“Japan was a disaster. Our partner didn’t understand what we wanted,” said Fernandes at the Global Entrepreneurship Summit 2013 in Kuala Lumpur today.
AirAsia parted ways with Japan’s All Nippon Airways (ANA) when it sold its 49% stake in AirAsia Japan to ANA in June this year.
Both airlines had clashed over management and operational differences followed by losses amounting to ¥3.5 billion (RM113 million).
Fernandes, 49, has publicly said that he wants AirAsia to re-enter the Japanese market and is on the lookout for financial partners.
“We’ve just got to look for the right one this time because we screwed up the last time,” he added.
He also spoke on the airline’s failed routes in Europe, citing multiple factors for the axing of the carrier’s European routes in March 2012.
“We pulled out of London because we had the wrong aircraft, the A340. The price of oil was US$80 (RM254) at the time.
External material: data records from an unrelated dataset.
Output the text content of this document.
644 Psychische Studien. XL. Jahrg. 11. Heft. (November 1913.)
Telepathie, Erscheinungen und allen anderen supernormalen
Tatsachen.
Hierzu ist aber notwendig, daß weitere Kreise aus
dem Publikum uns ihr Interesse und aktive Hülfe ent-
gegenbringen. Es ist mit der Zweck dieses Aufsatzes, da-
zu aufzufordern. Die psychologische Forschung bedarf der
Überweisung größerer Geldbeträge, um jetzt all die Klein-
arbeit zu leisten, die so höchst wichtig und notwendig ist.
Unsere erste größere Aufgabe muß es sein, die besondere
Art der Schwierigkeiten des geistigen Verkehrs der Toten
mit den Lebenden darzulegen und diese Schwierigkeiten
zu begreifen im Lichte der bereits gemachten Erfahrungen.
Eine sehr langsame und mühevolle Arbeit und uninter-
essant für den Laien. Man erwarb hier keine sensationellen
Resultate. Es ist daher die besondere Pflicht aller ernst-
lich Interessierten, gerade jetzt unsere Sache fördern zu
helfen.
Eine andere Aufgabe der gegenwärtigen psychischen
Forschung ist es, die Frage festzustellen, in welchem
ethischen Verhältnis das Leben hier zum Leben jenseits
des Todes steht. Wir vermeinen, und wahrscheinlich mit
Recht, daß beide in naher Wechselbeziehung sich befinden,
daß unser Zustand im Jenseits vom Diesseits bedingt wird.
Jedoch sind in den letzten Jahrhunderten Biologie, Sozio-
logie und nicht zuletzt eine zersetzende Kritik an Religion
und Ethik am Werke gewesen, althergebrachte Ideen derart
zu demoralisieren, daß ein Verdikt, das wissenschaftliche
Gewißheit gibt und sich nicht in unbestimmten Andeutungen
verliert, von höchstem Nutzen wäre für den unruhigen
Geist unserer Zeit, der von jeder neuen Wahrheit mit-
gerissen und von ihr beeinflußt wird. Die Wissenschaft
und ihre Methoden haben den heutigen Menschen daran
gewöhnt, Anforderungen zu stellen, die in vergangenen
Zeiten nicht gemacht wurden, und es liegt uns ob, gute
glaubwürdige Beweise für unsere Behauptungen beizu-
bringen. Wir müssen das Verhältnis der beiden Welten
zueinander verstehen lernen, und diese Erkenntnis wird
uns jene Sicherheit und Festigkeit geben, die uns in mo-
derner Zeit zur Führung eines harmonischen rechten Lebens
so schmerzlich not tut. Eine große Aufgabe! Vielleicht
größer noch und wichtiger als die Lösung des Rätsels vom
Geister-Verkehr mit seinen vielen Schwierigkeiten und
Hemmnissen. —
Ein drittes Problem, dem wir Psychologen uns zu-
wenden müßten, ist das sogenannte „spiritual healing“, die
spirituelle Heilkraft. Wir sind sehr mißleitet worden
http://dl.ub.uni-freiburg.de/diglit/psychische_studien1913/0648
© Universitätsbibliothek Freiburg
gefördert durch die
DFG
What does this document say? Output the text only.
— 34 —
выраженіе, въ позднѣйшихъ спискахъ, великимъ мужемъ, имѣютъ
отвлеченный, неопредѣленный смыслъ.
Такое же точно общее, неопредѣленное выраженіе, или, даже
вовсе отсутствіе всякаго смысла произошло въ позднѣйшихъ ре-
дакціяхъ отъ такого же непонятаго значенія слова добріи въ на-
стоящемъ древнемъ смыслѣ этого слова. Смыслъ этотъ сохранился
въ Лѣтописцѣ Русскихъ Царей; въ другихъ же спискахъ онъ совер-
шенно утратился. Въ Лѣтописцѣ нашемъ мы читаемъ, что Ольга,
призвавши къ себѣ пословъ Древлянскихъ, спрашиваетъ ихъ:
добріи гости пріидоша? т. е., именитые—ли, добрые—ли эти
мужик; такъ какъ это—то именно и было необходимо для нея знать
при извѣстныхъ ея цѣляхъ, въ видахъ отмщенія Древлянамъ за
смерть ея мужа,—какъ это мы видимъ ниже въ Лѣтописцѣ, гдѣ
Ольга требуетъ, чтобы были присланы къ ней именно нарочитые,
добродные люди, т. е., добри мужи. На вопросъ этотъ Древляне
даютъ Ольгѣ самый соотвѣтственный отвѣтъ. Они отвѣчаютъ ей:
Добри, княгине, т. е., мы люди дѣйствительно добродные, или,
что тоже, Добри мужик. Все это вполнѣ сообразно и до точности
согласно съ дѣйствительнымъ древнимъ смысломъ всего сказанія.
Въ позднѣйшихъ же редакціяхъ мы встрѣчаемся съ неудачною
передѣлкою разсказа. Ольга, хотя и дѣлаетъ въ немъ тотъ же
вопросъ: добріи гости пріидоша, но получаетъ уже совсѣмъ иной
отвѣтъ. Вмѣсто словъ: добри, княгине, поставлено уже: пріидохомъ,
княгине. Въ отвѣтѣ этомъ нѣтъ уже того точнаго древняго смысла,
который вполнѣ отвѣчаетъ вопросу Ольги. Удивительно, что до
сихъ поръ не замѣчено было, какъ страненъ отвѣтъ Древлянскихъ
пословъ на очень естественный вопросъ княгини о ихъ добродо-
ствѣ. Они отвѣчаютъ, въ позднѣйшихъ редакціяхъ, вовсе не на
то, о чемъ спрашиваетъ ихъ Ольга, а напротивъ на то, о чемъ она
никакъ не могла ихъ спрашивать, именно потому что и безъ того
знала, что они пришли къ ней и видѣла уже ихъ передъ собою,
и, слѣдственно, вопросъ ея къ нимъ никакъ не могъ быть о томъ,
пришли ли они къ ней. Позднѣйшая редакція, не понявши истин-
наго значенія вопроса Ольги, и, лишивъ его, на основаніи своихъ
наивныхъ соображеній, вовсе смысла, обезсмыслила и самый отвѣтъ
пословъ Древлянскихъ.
Then it went up to US$130 (RM413). With a four-engine aircraft, it was just not feasible,” Fernandes said, adding that the UK government’s green tax is “discriminatory against ultra-long-haul airlines”.
But Fernandes is keen to revive AirAsia’s previously axed routes, specifically to London.
“We’ve got to be in Europe. There’s a huge demand for London,” he said.
He said in June this year that the company was looking into commencing its flights to Europe once it receives its Airbus A350 aircraft, which are expected to be delivered beyond 2017 — a timeline that Fernandes says may be too late for the carrier to re-enter the European market.
“We may change the seating configuration and have business class, but we do have to fly to London,” he added.
He also rubbished rumours that low-cost carrier Malindo Air poses a threat to AirAsia, saying: “I have zero interest in Malindo… our competition is ourselves.”
Malindo is a new joint-venture between Lion Air, Indonesia’s low-cost carrier, and Malaysia’s National Aerospace and Defence Industries (NADI). The airline started operating in March this year.